- Born: August 7, 2006 (age 20) Vaasa, Finland
- Height: 179 cm (5 ft 10 in)
- Weight: 70 kg (154 lb; 11 st 0 lb)
- Position: Goaltender
- Catches: Left
- Liiga team: Vaasan Sport
- Playing career: 2024–present

= Masi Härkönen =

Masi Härkönen (born 7 August 2006) is a Finnish professional ice hockey goaltender who plays for the Vaasan Sport of the Finnish Liiga.

== Career ==
Masi Härkönen started ice hockey as a goalie in Vaasan Sport in 2010 at the age of four.

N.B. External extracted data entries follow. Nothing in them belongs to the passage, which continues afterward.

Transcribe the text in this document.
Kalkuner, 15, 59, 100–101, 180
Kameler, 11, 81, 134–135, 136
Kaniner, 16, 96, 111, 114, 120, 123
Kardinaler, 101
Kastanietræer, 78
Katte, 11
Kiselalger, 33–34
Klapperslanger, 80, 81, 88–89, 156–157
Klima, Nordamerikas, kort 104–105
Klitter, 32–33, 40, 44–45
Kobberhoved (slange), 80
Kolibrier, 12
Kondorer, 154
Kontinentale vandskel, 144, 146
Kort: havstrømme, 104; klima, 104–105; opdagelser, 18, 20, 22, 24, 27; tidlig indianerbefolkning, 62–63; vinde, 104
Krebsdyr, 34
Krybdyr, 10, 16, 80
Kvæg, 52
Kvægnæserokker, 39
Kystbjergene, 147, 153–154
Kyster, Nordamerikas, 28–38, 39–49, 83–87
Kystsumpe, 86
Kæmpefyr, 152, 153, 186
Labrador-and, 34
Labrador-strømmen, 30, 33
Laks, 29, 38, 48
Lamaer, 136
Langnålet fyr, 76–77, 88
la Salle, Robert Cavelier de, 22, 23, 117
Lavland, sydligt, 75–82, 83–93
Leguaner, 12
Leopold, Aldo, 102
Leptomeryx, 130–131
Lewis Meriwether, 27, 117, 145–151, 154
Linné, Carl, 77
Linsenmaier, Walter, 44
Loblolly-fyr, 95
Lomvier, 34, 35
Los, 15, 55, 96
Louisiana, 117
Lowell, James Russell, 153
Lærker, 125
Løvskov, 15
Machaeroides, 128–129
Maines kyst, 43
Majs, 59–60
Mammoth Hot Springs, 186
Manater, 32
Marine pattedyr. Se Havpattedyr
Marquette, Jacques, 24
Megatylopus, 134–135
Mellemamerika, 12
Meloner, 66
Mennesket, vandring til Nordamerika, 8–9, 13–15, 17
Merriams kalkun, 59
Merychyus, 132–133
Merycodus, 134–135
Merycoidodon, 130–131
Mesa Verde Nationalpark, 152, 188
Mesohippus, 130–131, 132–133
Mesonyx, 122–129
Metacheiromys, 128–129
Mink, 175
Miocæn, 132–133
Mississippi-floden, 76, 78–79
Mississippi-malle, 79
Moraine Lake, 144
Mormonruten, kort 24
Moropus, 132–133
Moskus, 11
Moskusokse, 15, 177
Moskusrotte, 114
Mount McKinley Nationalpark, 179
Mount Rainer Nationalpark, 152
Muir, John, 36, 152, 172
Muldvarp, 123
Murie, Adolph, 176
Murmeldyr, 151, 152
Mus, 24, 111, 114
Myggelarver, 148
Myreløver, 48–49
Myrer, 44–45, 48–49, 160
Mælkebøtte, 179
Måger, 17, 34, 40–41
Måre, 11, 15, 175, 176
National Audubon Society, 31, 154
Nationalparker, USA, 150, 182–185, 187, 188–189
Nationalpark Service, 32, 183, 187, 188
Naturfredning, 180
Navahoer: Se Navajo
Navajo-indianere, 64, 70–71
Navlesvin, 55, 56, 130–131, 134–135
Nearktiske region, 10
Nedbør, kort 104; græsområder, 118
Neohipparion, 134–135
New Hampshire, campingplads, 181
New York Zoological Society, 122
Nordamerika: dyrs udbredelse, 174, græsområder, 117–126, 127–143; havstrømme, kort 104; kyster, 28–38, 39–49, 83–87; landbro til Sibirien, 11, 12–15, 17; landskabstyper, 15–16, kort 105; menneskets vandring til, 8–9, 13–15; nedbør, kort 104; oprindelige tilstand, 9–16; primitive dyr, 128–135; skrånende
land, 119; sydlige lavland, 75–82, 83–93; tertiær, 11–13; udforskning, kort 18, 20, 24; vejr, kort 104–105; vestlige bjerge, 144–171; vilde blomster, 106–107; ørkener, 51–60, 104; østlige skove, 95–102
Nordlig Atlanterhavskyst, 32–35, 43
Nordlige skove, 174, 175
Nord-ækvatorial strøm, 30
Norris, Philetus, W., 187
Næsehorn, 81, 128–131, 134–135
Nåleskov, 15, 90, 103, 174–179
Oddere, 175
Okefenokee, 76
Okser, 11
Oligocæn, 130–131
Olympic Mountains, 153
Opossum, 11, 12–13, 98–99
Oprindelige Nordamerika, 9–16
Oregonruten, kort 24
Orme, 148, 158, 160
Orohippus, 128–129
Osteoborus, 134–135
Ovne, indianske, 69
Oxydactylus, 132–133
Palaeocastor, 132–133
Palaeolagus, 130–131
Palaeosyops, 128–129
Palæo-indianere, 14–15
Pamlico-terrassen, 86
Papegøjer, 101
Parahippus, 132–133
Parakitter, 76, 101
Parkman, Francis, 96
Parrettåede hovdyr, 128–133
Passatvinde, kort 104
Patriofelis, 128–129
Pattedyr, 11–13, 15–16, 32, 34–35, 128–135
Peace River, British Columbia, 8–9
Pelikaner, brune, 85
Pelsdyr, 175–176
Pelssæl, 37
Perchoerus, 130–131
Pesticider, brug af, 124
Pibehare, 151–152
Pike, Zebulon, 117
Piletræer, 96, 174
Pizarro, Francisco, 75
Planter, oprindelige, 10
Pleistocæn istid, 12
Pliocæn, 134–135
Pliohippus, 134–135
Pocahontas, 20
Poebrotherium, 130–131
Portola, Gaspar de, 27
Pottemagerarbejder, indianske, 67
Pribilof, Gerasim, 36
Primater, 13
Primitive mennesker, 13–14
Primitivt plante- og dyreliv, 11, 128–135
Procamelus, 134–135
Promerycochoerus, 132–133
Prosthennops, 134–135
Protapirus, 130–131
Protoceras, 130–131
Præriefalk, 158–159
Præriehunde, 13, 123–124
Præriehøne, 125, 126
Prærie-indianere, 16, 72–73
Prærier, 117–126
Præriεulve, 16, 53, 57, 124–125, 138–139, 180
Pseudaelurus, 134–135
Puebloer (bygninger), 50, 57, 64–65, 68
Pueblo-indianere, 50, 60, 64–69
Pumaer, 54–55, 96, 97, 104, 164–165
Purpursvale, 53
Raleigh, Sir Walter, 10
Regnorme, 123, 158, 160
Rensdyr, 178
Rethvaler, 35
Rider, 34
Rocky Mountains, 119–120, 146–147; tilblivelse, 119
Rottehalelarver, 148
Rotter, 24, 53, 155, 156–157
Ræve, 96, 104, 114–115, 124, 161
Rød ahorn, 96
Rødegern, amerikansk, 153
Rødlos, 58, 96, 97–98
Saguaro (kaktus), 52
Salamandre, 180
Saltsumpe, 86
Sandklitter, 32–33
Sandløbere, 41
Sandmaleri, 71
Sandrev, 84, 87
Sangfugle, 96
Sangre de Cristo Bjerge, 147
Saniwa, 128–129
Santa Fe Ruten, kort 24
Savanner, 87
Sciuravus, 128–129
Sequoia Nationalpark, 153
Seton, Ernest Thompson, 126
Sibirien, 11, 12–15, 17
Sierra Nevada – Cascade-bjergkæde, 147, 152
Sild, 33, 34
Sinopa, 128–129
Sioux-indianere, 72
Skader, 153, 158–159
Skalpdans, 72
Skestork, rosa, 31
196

In 2024, Härkönen signed a one-year professional Liiga contract with Vaasan Sport. He made his Liiga debut on 27 November 2024 against Rauman Lukko. The game ended in Sport's 5–1 win and Härkönen made 29 saves. In December 2024, his contract was extended by two years. On 23 February, Härkönen played his first shutout against the HC Ässät Pori making 17 saves.

== Personal life ==
Härkönen's father, Marko Härkönen, played 19 SM-liiga games with HC Ässät Pori and 235 games with Vaasan Sport in the I-divisioona and Mestis.